No project description provided
Project description
WorldAlphabets
A tool to access alphabets of the world with Python and Node interfaces.
Usage
Python
To load the data in Python:
from worldalphabets import get_available_codes, load_alphabet
codes = get_available_codes()
print("Loaded", len(codes), "alphabets")
alphabet = load_alphabet("en")
print(alphabet.uppercase[:5]) # ['A', 'B', 'C', 'D', 'E']
print(alphabet.frequency['e'])
Node.js
From npm
Install the package from npm:
npm install worldalphabets
Then, you can use the functions in your project:
const {
getUppercase,
getLowercase,
getFrequency,
getAvailableCodes,
} = require('worldalphabets');
async function main() {
const codes = await getAvailableCodes();
console.log('Available codes (first 5):', codes.slice(0, 5));
const uppercaseEn = await getUppercase('en');
console.log('English uppercase:', uppercaseEn);
const lowercaseFr = await getLowercase('fr');
console.log('French lowercase:', lowercaseFr);
const frequencyDe = await getFrequency('de');
console.log('German frequency for "a":', frequencyDe['a']);
}
main();
TypeScript projects receive typings automatically via index.d.ts.
Local Usage
If you have cloned the repository, you can use the module directly:
const { getUppercase } = require('./index');
async function main() {
const uppercaseEn = await getUppercase('en');
console.log('English uppercase:', uppercaseEn);
}
main();
Examples
The examples/ directory contains small scripts demonstrating the library:
examples/python/holds Python snippets for printing alphabets, collecting stats, and more.examples/node/includes similar examples for Node.js.
Alphabet Index
This library also provides an index of all available alphabets with additional metadata.
Python
from worldalphabets import get_index_data, get_language
# Get the entire index
index = get_index_data()
print(f"Index contains {len(index)} languages.")
# Get information for a specific language
lang_info = get_language("he")
print(f"Language: {lang_info['language-name']}")
print(f"Script Type: {lang_info['script-type']}")

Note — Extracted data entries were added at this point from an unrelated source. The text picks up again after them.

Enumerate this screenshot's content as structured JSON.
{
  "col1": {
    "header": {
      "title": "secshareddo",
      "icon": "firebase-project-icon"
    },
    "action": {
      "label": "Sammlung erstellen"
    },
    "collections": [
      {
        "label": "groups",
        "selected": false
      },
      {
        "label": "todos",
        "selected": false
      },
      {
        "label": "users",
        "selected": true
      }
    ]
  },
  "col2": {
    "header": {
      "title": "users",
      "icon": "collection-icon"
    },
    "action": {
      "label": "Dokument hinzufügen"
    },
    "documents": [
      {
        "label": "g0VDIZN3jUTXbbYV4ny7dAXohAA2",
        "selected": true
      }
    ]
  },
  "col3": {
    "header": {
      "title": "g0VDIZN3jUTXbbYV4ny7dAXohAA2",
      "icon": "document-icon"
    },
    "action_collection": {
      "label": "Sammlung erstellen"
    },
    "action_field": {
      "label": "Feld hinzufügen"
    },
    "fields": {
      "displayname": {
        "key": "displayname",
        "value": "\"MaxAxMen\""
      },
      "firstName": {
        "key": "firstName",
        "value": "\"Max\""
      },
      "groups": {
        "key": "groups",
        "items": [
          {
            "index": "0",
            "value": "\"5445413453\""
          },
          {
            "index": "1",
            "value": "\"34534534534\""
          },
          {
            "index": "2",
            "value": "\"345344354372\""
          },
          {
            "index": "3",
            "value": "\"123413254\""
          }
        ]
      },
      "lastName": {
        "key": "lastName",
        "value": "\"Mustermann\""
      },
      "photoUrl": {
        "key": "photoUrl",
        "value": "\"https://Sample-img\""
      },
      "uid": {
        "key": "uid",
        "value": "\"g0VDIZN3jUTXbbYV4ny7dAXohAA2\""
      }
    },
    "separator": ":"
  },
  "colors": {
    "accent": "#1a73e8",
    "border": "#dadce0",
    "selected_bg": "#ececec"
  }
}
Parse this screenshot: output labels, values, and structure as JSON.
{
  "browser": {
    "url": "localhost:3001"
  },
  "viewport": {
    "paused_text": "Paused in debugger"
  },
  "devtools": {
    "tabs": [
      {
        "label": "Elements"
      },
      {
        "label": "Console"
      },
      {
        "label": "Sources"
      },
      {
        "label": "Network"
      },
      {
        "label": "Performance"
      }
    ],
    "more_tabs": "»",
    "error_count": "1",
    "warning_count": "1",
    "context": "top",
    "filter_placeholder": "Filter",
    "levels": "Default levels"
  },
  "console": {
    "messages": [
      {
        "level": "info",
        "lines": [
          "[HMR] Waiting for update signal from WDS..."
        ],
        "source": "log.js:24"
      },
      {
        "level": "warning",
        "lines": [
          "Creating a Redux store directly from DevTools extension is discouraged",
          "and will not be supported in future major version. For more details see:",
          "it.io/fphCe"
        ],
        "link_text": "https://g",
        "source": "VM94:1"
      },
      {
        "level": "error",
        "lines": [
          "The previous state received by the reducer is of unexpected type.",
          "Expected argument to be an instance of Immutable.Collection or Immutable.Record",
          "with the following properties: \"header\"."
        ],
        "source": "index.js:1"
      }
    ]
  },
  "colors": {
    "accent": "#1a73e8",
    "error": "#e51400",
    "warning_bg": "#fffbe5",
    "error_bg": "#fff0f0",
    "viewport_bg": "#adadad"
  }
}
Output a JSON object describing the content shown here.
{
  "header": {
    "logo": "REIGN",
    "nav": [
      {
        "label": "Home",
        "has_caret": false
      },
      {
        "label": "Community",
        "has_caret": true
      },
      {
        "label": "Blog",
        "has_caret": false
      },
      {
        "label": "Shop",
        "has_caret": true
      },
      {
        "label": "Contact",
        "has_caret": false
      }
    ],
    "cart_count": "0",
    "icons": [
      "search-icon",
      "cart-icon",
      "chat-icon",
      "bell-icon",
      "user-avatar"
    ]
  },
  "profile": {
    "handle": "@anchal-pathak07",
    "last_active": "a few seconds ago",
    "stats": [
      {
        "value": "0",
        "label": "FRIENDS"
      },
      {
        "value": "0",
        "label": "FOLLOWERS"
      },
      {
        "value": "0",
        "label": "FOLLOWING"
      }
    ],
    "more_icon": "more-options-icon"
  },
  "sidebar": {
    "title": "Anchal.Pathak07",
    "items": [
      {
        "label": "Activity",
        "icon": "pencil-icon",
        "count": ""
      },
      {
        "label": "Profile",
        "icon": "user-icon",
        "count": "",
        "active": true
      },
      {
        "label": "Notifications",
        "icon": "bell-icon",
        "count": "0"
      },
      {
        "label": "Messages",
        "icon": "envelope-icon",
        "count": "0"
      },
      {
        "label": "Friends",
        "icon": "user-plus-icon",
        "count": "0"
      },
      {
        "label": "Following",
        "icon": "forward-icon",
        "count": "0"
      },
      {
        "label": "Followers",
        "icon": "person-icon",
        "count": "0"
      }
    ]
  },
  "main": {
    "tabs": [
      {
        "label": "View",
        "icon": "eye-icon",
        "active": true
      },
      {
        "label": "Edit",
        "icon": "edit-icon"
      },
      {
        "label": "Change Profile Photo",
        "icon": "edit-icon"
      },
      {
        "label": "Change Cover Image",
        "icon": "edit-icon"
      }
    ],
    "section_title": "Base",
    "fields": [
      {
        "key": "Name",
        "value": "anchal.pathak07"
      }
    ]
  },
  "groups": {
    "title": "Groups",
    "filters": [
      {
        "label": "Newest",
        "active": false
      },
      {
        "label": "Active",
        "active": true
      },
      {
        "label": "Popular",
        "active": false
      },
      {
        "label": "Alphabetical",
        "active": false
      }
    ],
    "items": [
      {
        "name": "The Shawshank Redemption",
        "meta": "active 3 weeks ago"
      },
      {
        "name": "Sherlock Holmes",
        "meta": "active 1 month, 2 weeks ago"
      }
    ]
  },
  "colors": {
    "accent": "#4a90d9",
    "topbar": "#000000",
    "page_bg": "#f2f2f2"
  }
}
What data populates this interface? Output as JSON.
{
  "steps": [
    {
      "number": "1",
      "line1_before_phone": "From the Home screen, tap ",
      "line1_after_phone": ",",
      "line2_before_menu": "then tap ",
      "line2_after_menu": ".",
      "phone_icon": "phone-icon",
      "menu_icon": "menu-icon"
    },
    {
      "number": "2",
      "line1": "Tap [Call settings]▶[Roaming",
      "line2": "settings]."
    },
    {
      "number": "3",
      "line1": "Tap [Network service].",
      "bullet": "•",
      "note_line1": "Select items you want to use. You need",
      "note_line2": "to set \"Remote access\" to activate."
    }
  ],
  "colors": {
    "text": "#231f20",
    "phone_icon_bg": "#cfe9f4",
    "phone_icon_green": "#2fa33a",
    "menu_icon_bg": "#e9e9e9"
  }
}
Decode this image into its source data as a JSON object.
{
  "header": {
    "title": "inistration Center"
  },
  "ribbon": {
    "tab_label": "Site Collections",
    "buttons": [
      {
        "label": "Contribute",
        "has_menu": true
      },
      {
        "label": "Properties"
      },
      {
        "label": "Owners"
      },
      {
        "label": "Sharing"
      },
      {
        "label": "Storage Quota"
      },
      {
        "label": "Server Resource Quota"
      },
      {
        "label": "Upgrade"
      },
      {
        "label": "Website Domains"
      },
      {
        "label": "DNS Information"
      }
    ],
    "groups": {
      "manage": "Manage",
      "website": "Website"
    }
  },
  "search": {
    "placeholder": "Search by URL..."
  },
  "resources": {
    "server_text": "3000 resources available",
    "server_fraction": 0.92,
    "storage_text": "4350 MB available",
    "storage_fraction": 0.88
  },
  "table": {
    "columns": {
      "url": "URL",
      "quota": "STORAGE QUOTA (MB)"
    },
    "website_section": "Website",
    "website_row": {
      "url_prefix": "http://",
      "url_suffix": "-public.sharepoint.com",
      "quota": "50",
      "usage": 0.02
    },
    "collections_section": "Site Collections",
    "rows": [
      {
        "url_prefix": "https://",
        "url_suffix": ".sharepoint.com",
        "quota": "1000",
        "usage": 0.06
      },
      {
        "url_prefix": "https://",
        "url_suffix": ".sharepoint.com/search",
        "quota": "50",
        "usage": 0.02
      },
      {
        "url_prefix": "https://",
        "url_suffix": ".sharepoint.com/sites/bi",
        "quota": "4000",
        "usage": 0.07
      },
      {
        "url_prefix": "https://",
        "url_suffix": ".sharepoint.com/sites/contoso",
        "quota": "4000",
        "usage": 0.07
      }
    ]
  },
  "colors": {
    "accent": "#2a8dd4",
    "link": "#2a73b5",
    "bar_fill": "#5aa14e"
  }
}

print(f"Direction: {lang_info['direction']}")
Node.js
const { getIndexData, getLanguage } = require('worldalphabets');
async function main() {
// Get the entire index
const index = await getIndexData();
console.log(`Index contains ${index.length} languages.`);
// Get information for a specific language
const langInfo = await getLanguage('he');
console.log(`Language: ${langInfo['language-name']}`);
console.log(`Script Type: ${langInfo['script-type']}`);
console.log(`Direction: ${langInfo['direction']}`);
}
main();
Keyboard Layouts
Key entries expose pos (a KeyboardEvent.code when available) along with row, col, and size information.
Python
A helper in examples/keyboard_md_table.py renders a layout as a Markdown
table:
from examples.keyboard_md_table import layout_to_markdown
print(layout_to_markdown("en-united-kingdom"))
Output:
| ` | 1 | 2 | 3 | 4 | 5 | 6 | 7 | 8 | 9 | 0 | - | = |
|---|---|---|---|---|---|---|---|---|---|---|---|---|
| q | w | e | r | t | y | u | i | o | p | [ | ] | |
| a | s | d | f | g | h | j | k | l | ; | ' | # | |
| z | x | c | v | b | n | m | , | . | / |
Node.js
const {
getAvailableLayouts,
loadKeyboard,
getUnicode,
} = require('worldalphabets');
async function main() {
const layouts = await getAvailableLayouts();
console.log('Available layouts (first 5):', layouts.slice(0, 5));
const kb = await loadKeyboard('en-us');
console.log('First key Unicode:', getUnicode(kb.keys[1], 'base'));
console.log('First key position:', kb.keys[1].pos, kb.keys[1].row, kb.keys[1].col);
}
main();
Exanmple Usages
- examples/python – Python scripts demonstrating usage
- examples/node – Node.js scripts demonstrating usage
Examples include printing alphabets, collecting stats, and more.
Supported Languages
For a detailed list of supported languages and their metadata, including available keyboard layouts, see the Alphabet Table.
Developer Guide
This project uses the
kalenchukov/Alphabet Java repository as
the source for alphabet data. A helper script clones the repository, scans all
*Alphabet.java files, downloads a sample Wikipedia article for supported
languages, and writes JSON files containing the alphabet and estimated letter
frequencies. A second utility can replace those estimates with corpus
frequencies from the Simia unigrams dataset.
Each JSON file includes:
alphabetical– letters of the alphabet (uppercase when the script has case)uppercase– uppercase letterslowercase– lowercase lettersfrequency– relative frequency of each lowercase letter (zero when no sample text is available)
Example JSON snippet:
{
"alphabetical": ["A", "B", ],
"uppercase": ["A", "B", ],
"lowercase": ["a", "b",],
"frequency": {"a": 0.084, "b": 0.0208, ]
}
Setup
This project uses uv for dependency management. To set up the development
environment:
# Install uv
pipx install uv
# Create and activate a virtual environment
uv venv
source .venv/bin/activate
# Install dependencies
uv pip install -e '.[dev]'
Data Generation
Extract alphabets
uv run scripts/extract_alphabets.py
The script clones the Java project and stores JSON files for every available
alphabet under data/alphabets/, named by ISO language code. If no sample text
is available, frequency values default to zero and the language is recorded in
data/todo_languages.csv for follow-up.
Update letter frequencies
uv run scripts/update_frequencies.py
This script downloads the unigrams.zip archive and rewrites each alphabet's
frequency mapping using the published counts.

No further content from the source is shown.